Julien : Je mets un petit peu de tension sur mes nouvelles Gunsails, sans tirer à fond. Car plus on tend, plus on remet de la tension sur la chute avec plus de tension et plus de puissance sous le wishbone, ce qui peut altérer la rotation du camber. Je vais diminuer un peu la tension dans le vent fort, ça libère le bas de la voile et la chute ouvre plus.

 

Quand peut-on reculer ou avancer le pied de mât ?

Pierre : J’ai une position de pied de mât par voile et je joue assez peu, des demi-centimètres par ci et par là. Je mets des marques sur mes planches tous les centimètres pour essayer de mieux comprendre et être plus précis. J’ai reculé la position par rapport à avant, je suis au milieu globalement.

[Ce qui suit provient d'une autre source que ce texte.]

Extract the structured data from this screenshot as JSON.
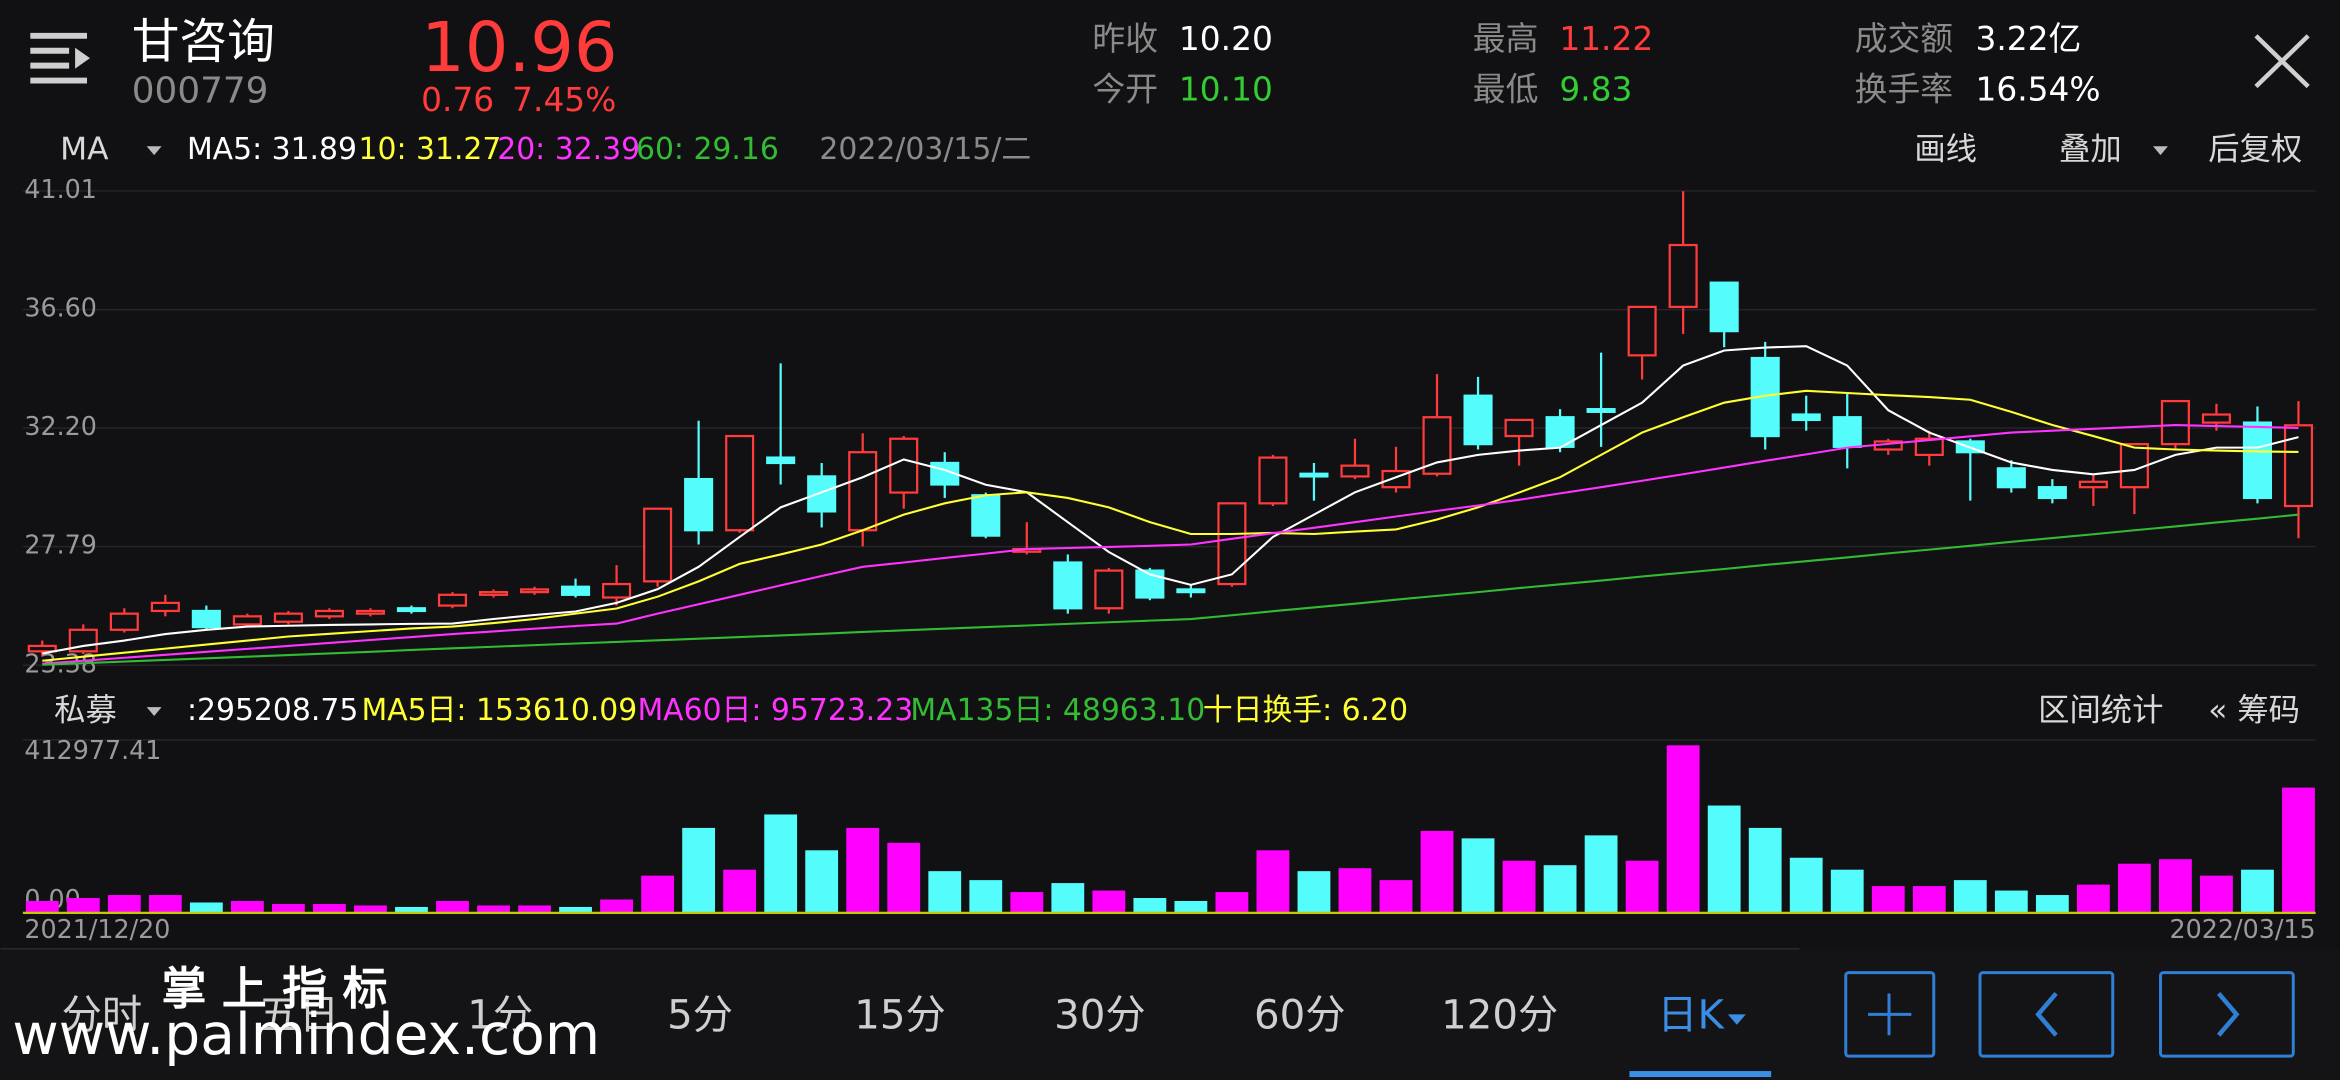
{
  "header": {
    "name": "甘咨询",
    "code": "000779",
    "price": "10.96",
    "change": "0.76",
    "change_pct": "7.45%"
  },
  "quote": [
    {
      "label": "昨收",
      "value": "10.20"
    },
    {
      "label": "今开",
      "value": "10.10"
    },
    {
      "label": "最高",
      "value": "11.22"
    },
    {
      "label": "最低",
      "value": "9.83"
    },
    {
      "label": "成交额",
      "value": "3.22亿"
    },
    {
      "label": "换手率",
      "value": "16.54%"
    }
  ],
  "price_bar": {
    "indicator": "MA",
    "legend": [
      "MA5: 31.89",
      "10: 31.27",
      "20: 32.39",
      "60: 29.16"
    ],
    "date": "2022/03/15/二",
    "tools": [
      "画线",
      "叠加",
      "后复权"
    ]
  },
  "volume_bar": {
    "indicator": "私募",
    "legend": [
      ":295208.75",
      "MA5日: 153610.09",
      "MA60日: 95723.23",
      "MA135日: 48963.10",
      "十日换手: 6.20"
    ],
    "tools": [
      "区间统计",
      "« 筹码"
    ]
  },
  "dates": [
    "2021/12/20",
    "2022/03/15"
  ],
  "tabs": [
    "分时",
    "五日",
    "1分",
    "5分",
    "15分",
    "30分",
    "60分",
    "120分",
    "日K"
  ],
  "watermark": [
    "掌 上 指 标",
    "www.palmindex.com"
  ],
  "chart_data": [
    {
      "type": "candlestick",
      "up_color": "#ff3b3b",
      "down_color": "#54fcfc",
      "ylim": [
        23.38,
        41.01
      ],
      "yticks": [
        41.01,
        {
          "value": 36.6,
          "label": "36.60"
        },
        {
          "value": 32.2,
          "label": "32.20"
        },
        27.79,
        23.38
      ],
      "grid": true,
      "open": [
        23.9,
        23.9,
        24.7,
        25.4,
        25.4,
        24.9,
        25.0,
        25.2,
        25.3,
        25.5,
        25.6,
        26.0,
        26.1,
        26.3,
        25.9,
        26.5,
        30.3,
        28.4,
        31.1,
        30.4,
        28.4,
        29.8,
        30.9,
        29.7,
        27.6,
        27.2,
        25.5,
        26.9,
        26.2,
        26.4,
        29.4,
        30.5,
        30.4,
        30.0,
        30.5,
        33.4,
        31.9,
        32.6,
        32.9,
        34.9,
        36.7,
        37.6,
        34.8,
        32.7,
        32.6,
        31.4,
        31.2,
        31.7,
        30.7,
        30.0,
        30.0,
        30.0,
        31.6,
        32.4,
        32.4,
        29.3
      ],
      "high": [
        24.3,
        24.9,
        25.5,
        26.0,
        25.6,
        25.3,
        25.4,
        25.5,
        25.5,
        25.6,
        26.1,
        26.2,
        26.3,
        26.6,
        27.1,
        29.2,
        32.47,
        31.9,
        34.6,
        30.9,
        32.0,
        31.9,
        31.3,
        29.8,
        28.7,
        27.5,
        27.0,
        27.0,
        26.4,
        29.4,
        31.2,
        30.9,
        31.8,
        31.5,
        34.2,
        34.1,
        32.5,
        32.9,
        35.0,
        36.7,
        41.0,
        37.6,
        35.4,
        33.4,
        33.5,
        31.8,
        32.1,
        31.8,
        31.0,
        30.3,
        30.5,
        31.6,
        33.2,
        33.1,
        33.0,
        33.2
      ],
      "low": [
        23.7,
        23.8,
        24.6,
        25.2,
        24.7,
        24.8,
        24.9,
        25.1,
        25.2,
        25.3,
        25.5,
        25.9,
        26.0,
        25.9,
        25.6,
        26.3,
        27.87,
        28.3,
        30.1,
        28.5,
        27.8,
        29.2,
        29.6,
        28.1,
        27.5,
        25.3,
        25.3,
        25.8,
        25.9,
        26.3,
        29.3,
        29.5,
        30.3,
        29.8,
        30.4,
        31.4,
        30.8,
        31.3,
        31.5,
        34.0,
        35.7,
        35.2,
        31.4,
        32.1,
        30.7,
        31.2,
        30.8,
        29.5,
        29.8,
        29.4,
        29.3,
        29.0,
        31.4,
        32.1,
        29.4,
        28.1
      ],
      "close": [
        24.1,
        24.7,
        25.3,
        25.7,
        24.8,
        25.2,
        25.3,
        25.4,
        25.4,
        25.4,
        26.0,
        26.1,
        26.2,
        26.0,
        26.4,
        29.2,
        28.4,
        31.9,
        30.9,
        29.1,
        31.3,
        31.8,
        30.1,
        28.2,
        27.7,
        25.5,
        26.9,
        25.9,
        26.1,
        29.4,
        31.1,
        30.4,
        30.8,
        30.6,
        32.6,
        31.6,
        32.5,
        31.5,
        32.8,
        36.7,
        39.0,
        35.8,
        31.9,
        32.5,
        31.5,
        31.7,
        31.8,
        31.3,
        30.0,
        29.6,
        30.2,
        31.6,
        33.2,
        32.7,
        29.6,
        32.3
      ],
      "lines": [
        {
          "color": "#ffffff",
          "values": [
            23.82,
            24.1,
            24.3,
            24.54,
            24.7,
            24.82,
            24.85,
            24.88,
            24.9,
            24.92,
            24.93,
            25.1,
            25.25,
            25.38,
            25.7,
            26.21,
            27.04,
            28.15,
            29.25,
            29.81,
            30.37,
            31.03,
            30.64,
            30.09,
            29.81,
            28.7,
            27.59,
            26.76,
            26.37,
            26.76,
            28.15,
            28.98,
            29.81,
            30.37,
            30.92,
            31.2,
            31.36,
            31.47,
            32.31,
            33.14,
            34.52,
            35.08,
            35.19,
            35.24,
            34.52,
            32.86,
            32.03,
            31.47,
            30.92,
            30.64,
            30.48,
            30.64,
            31.2,
            31.47,
            31.47,
            31.86
          ]
        },
        {
          "color": "#ffff33",
          "values": [
            23.55,
            23.7,
            23.85,
            24.0,
            24.15,
            24.3,
            24.45,
            24.55,
            24.65,
            24.75,
            24.82,
            24.95,
            25.1,
            25.3,
            25.49,
            25.93,
            26.5,
            27.15,
            27.5,
            27.87,
            28.4,
            28.98,
            29.4,
            29.7,
            29.81,
            29.6,
            29.25,
            28.7,
            28.26,
            28.26,
            28.3,
            28.26,
            28.35,
            28.43,
            28.8,
            29.25,
            29.8,
            30.37,
            31.2,
            32.03,
            32.6,
            33.14,
            33.4,
            33.58,
            33.5,
            33.42,
            33.35,
            33.25,
            32.8,
            32.31,
            31.9,
            31.47,
            31.4,
            31.36,
            31.33,
            31.31
          ]
        },
        {
          "color": "#ff33ff",
          "values": [
            23.44,
            23.55,
            23.66,
            23.77,
            23.88,
            23.99,
            24.1,
            24.21,
            24.32,
            24.43,
            24.54,
            24.64,
            24.74,
            24.84,
            24.93,
            25.3,
            25.65,
            26.0,
            26.35,
            26.7,
            27.04,
            27.2,
            27.37,
            27.53,
            27.7,
            27.74,
            27.78,
            27.82,
            27.87,
            28.08,
            28.29,
            28.49,
            28.7,
            28.91,
            29.12,
            29.32,
            29.53,
            29.77,
            30.0,
            30.24,
            30.48,
            30.73,
            30.98,
            31.22,
            31.47,
            31.61,
            31.75,
            31.89,
            32.03,
            32.1,
            32.17,
            32.24,
            32.31,
            32.27,
            32.24,
            32.2
          ]
        },
        {
          "color": "#33bb33",
          "values": [
            23.4,
            23.46,
            23.52,
            23.58,
            23.64,
            23.7,
            23.76,
            23.82,
            23.88,
            23.95,
            24.01,
            24.07,
            24.13,
            24.19,
            24.25,
            24.31,
            24.37,
            24.43,
            24.49,
            24.55,
            24.62,
            24.68,
            24.74,
            24.8,
            24.86,
            24.92,
            24.98,
            25.04,
            25.1,
            25.24,
            25.39,
            25.53,
            25.67,
            25.82,
            25.96,
            26.1,
            26.25,
            26.39,
            26.53,
            26.68,
            26.82,
            26.96,
            27.11,
            27.25,
            27.39,
            27.54,
            27.68,
            27.82,
            27.97,
            28.11,
            28.25,
            28.4,
            28.54,
            28.69,
            28.83,
            28.98
          ]
        }
      ]
    },
    {
      "type": "bar",
      "up_color": "#ff00ff",
      "down_color": "#54fcfc",
      "ylim": [
        0,
        412977.41
      ],
      "yticks": [
        412977.41,
        {
          "value": 0,
          "label": "0.00"
        }
      ],
      "values": [
        28500,
        35600,
        42700,
        42700,
        24900,
        28500,
        21400,
        21400,
        17800,
        14200,
        28500,
        17800,
        17800,
        14200,
        32000,
        89000,
        202900,
        103200,
        235000,
        149500,
        202900,
        167300,
        99700,
        78300,
        49800,
        71200,
        53400,
        35600,
        28500,
        49800,
        149500,
        99700,
        106800,
        78300,
        195800,
        178000,
        124600,
        113900,
        185100,
        124600,
        400000,
        256300,
        202900,
        131700,
        103200,
        64100,
        64100,
        78300,
        53400,
        42700,
        67600,
        117500,
        128200,
        89000,
        103200,
        299100
      ]
    }
  ]
}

Antoine : On peut reculer le pied de mât quand le plan d’eau est plat et l’avancer quand c’est clapoteux. Je joue de l’ordre d’un centimètre maxi sur mes planches. Généralement, quand tu avances le pied de mât, c’est comme si tu descends le wishbone, il ne faut donc pas faire les deux en même temps.

Julien : Je ne le bouge pas trop, j’ai un réglage type. Je cherche à avoir le pied arrière tendu et à naviguer sur l’arrière, c’est mon style. Je vais avoir tendance à légèrement l’avancer dans le vent pour caler la planche et le reculer légèrement dans le vent faible pour faire lifter la planche.